| Description |
The Clarke error grid approach is used to assess the clinical significance of differences between the glucose measurement technique under test and the venous blood glucose reference measurements. The method uses a Cartesian diagram, in which the values predicted by the technique under test are displayed on the y-axis, whereas the values received from the reference method are displayed on the x-axis. The diagonal represents the perfect agreement between the two, whereas the points below and above the line indicate, respectively, overestimation and underestimation of the actual values. Zone A (acceptable) represents the glucose values that deviate from the reference values by ±20% or are in the hypoglycemic range (<70 mg/dl), when the reference is also within the hypoglycemic range. The values within this range are clinically exact and are thus characterized by correct clinical treatment. Zone B (benign errors) is located above and below zone A; this zone represents those values that deviate from the reference values, which are incremented by 20. The values that fall within zones A and B are clinically acceptable, whereas the values included in areas C-E are potentially dangerous, and there is a possibility of making clinically significant mistakes. [1,2]
Syntax:
[total, percentage] = clarke(y,yp)
Inputs:
y = reference values (mg/dl)
yp = predicted/estimtated values (mg/dl)
Outputs:
total = total points per zone:
total(1) = zone A,
total(2) = zone B, and so on
percentage = percentage of data which fell in certain region:
percentage(1) = zone A,
percentage(2) = zone B, and so on.
Example:
load example_data.mat
[tot, per] = clarke(y,yp)
References:
[1] A. Maran et al. "Continuous Subcutaneous Glucose Monitoring in Diabetic Patients"

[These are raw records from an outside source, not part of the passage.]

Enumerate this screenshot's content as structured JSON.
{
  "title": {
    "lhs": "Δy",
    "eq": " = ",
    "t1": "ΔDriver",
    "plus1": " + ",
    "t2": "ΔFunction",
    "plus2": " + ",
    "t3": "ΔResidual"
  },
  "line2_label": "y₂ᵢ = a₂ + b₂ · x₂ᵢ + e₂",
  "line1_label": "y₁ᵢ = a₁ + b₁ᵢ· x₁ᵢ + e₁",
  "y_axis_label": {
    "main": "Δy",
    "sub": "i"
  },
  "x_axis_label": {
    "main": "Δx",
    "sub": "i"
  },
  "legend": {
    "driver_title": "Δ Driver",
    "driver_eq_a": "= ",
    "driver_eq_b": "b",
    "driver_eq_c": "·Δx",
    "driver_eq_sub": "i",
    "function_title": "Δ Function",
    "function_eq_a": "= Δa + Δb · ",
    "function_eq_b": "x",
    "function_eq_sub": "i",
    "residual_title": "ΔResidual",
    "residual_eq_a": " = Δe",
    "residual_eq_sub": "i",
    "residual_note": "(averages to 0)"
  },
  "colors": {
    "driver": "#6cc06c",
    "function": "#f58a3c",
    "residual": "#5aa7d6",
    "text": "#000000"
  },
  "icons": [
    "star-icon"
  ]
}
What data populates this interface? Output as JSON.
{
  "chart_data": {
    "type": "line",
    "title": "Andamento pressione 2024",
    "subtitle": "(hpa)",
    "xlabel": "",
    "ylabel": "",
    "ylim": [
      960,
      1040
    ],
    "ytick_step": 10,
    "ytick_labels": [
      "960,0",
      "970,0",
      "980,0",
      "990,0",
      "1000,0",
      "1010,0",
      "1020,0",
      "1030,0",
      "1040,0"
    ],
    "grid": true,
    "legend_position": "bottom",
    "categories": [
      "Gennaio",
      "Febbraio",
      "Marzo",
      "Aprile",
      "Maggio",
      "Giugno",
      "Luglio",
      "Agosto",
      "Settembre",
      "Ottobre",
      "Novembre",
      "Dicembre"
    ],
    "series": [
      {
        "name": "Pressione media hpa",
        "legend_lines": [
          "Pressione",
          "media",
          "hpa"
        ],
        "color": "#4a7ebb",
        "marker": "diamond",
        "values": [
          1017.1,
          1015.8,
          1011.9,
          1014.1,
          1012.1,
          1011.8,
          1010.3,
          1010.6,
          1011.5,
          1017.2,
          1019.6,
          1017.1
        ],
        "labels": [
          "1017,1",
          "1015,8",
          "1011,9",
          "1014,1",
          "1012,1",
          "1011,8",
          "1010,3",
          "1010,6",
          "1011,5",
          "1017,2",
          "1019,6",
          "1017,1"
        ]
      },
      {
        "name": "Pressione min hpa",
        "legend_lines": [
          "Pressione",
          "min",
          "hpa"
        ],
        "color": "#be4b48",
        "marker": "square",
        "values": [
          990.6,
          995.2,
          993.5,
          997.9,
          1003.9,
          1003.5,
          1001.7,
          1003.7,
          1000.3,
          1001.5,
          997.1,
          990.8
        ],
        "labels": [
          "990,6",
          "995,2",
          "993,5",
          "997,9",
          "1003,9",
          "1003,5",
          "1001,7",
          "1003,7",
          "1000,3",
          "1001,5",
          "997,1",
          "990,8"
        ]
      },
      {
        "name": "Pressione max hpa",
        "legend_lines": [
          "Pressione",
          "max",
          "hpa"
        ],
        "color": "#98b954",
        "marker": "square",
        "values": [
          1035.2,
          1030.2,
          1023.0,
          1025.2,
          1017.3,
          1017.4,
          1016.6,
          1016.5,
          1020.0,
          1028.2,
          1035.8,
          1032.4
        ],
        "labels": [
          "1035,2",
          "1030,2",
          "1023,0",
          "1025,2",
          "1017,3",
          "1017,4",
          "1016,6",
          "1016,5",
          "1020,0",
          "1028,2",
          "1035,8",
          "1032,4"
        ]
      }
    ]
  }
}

Diabetes Care, Volume 25, Number 2, February 2002
[2] B.P. Kovatchev et al. "Evaluating the Accuracy of Continuous Glucose-Monitoring Sensors"
Diabetes Care, Volume 27, Number 8, August 2004
Edgar Guevara Codina
codina@REMOVETHIScactus.iico.uaslp.mx
File Version 1.1
November 18 2008
Ver. 1.1 corrected upper B-C boundary, lower B-C boundary slope ok, thanks to Steven Keith from BD Technologies for the corrections!